Second, Vietnam...is it presumptuous to say that I'm not surprised by Asia? Moped traffic, litter, cheap labor, markets, monsoons, long histories of war and displacement, tiled sidewalks, throwing toilet paper away instead of flushing it, etc. I appreciated what I saw but feel no pressing urge to write about it. Vietnam is a very easy and cheap place to travel, but as always when I go somewhere where I don't have family/friends or a job I don't trust that I can know the place from the vistas and UNESCO sites I've seen. So this time around, the fact of travel is more important to me than the details of the place I'm in - I know this is problematic and my roommate David, a Korean national whose citizenship status will not allow him to leave America to travel, would have a lot to say about how young westerners travel like it's some special privileged rite of passage and would allude, deservedly, to my being a banana.

And finally, related to the fact of travel, I don't think I can pull off the backpacker thing for much longer, for lots of reasons, not least of which is that it is incredibly inconvenient to travel with a backpack. It's antithetical because backpackers think they're survivalist but actually that 5000 cubic inch carapace just takes up room and knocks people over on buses and immediately profiles the owner as an 18-30 year old American, Israeli, European, or Australian, probably some college-educated, probably uses Lonely Planet, probably white, probably wears some "ethnic" item or some patch back in home country to signify traveling adventures, probably likes to Get Off The Beaten TrackTM, probably likes to be just uncomfortable enough to have good stories to tell at home. I'm guilty, of course, and in fact spent months working as a budget travel guide writer so in fact I enabled some of these unwashed souls that I am now deriding, but self-righteousness, not -reflection, is the raison d'etre of this blog. I traveled with just my school backpack this time and felt that even that was too much. Just a purse next time, to get both the advantages of light travel and gender conformity. Also, other reasons to stop backpackering is that backpackers live in the shittiest hovels in each town and so you leave Delhi thinking everything is like Paharganj, and also that when you travel with young westerners they can't resist the urge to talk talk talk talk at you. Two pale girls in Dalat with matching stringy dreadlocks - we called them the Matrix twins - complaining about the cold weather...did I ask to be complained to? Shut up!

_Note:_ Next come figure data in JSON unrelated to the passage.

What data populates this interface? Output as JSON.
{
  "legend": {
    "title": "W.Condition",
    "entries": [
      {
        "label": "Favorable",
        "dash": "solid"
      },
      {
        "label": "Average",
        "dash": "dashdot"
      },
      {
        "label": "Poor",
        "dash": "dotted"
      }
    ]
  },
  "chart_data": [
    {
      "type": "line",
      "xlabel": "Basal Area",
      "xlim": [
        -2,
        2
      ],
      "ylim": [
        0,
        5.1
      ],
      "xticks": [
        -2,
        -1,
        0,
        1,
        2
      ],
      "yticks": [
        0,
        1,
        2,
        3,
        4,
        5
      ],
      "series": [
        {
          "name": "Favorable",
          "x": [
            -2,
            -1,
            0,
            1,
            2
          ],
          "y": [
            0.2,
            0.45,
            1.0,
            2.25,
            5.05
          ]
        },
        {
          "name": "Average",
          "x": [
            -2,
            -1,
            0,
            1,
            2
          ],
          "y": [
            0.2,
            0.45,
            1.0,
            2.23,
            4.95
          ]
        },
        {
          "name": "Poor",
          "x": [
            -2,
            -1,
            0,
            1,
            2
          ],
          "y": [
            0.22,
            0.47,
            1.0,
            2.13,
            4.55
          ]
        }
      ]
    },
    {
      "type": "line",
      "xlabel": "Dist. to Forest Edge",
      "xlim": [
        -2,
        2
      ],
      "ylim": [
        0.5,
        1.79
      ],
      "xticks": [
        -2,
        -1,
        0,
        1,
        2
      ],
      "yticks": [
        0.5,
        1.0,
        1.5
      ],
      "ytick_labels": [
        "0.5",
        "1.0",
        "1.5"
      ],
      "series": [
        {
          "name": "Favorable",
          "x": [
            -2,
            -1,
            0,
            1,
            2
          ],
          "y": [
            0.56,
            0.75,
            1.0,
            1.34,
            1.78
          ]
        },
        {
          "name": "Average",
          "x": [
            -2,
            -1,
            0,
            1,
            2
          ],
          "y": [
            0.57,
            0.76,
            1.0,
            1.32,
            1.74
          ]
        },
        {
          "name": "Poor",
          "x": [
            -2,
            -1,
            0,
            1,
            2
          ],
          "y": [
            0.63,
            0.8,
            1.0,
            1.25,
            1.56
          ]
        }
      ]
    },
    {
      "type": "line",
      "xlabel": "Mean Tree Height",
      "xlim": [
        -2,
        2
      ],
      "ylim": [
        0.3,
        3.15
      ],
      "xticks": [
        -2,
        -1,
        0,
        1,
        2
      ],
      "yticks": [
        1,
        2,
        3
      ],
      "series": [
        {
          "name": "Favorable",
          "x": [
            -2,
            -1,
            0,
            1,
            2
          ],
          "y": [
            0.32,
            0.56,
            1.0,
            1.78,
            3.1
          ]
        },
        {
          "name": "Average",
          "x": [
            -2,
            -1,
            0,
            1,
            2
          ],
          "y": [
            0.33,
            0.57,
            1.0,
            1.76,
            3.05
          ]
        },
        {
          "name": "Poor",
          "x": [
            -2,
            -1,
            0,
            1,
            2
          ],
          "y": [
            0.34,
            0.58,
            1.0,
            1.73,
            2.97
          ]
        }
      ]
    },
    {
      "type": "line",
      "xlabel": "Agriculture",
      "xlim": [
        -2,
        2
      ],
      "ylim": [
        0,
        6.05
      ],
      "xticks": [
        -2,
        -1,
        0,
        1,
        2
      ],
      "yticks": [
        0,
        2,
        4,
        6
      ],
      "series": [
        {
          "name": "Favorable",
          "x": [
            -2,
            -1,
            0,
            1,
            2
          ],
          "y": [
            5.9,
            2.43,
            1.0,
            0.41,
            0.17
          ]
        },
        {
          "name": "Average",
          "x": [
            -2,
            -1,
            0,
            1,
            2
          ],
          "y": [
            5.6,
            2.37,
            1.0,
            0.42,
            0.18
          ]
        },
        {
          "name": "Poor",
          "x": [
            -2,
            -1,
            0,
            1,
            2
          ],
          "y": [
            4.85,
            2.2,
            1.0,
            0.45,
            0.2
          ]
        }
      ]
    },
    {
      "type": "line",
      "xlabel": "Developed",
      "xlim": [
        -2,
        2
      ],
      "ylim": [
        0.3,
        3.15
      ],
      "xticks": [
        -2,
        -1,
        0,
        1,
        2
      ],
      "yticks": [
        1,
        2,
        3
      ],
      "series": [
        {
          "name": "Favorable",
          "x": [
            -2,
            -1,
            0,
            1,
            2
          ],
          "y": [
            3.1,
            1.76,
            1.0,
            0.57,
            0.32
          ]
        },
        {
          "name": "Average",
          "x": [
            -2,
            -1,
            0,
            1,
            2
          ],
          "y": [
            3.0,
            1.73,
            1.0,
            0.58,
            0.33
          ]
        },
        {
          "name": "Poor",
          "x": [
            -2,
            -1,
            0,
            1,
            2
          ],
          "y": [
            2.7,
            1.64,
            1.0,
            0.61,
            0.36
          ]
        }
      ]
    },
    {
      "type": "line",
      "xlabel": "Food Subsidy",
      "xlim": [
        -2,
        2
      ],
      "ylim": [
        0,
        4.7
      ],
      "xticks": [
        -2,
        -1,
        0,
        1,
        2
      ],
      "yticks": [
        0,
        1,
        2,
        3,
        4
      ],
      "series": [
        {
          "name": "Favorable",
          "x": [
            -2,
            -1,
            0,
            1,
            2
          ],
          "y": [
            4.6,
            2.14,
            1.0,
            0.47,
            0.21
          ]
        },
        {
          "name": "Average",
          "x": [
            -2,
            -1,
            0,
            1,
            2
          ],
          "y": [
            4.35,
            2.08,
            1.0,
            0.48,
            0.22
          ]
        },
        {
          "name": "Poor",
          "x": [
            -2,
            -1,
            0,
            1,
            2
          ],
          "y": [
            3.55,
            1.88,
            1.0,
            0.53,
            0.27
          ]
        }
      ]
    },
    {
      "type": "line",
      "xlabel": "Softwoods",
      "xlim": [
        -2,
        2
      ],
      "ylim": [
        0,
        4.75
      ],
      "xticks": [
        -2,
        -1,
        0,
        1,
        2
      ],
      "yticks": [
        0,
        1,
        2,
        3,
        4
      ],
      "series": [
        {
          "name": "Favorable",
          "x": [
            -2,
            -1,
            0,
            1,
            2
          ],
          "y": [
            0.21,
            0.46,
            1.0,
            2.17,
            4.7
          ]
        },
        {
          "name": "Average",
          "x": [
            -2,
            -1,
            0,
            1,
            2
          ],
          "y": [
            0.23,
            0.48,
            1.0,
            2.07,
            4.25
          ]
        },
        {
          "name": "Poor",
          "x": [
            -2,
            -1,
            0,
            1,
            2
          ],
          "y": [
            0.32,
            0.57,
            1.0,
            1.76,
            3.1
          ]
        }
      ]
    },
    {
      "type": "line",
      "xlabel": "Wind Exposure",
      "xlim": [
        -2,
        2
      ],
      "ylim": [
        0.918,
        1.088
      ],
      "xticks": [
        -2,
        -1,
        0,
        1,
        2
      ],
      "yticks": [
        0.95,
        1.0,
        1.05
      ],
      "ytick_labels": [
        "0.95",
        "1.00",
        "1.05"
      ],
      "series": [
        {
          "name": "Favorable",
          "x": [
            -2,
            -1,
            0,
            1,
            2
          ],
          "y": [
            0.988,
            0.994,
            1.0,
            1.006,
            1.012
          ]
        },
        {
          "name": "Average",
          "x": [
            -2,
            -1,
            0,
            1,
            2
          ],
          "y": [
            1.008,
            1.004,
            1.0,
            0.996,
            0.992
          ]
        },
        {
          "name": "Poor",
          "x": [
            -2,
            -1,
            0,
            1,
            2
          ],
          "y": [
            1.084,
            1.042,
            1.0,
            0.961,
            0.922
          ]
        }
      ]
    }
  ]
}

Okay, I don't even know what I'm writing about I'm so tired. If this blog is disappointing low on details, like the smooth beards of ceramic garden gnomes fresh from the plaster mold, then check out the Picasa page linked to above for more of a sense of what I did/saw (and also for an explanation of the garden gnome thing). Naptime!

*Emphasis mine. I couldn't believe my luck - the engine broke on my train and we were stalled outside the San Mateo station until another train came by and pushed mine slowly the rest of the way to Palo Alto. Always mature, I cried and banged my head against the window because I was so uncomfortably sleep deprived, hungry, thirsty, and needing to have explosive diarrhea everywhere.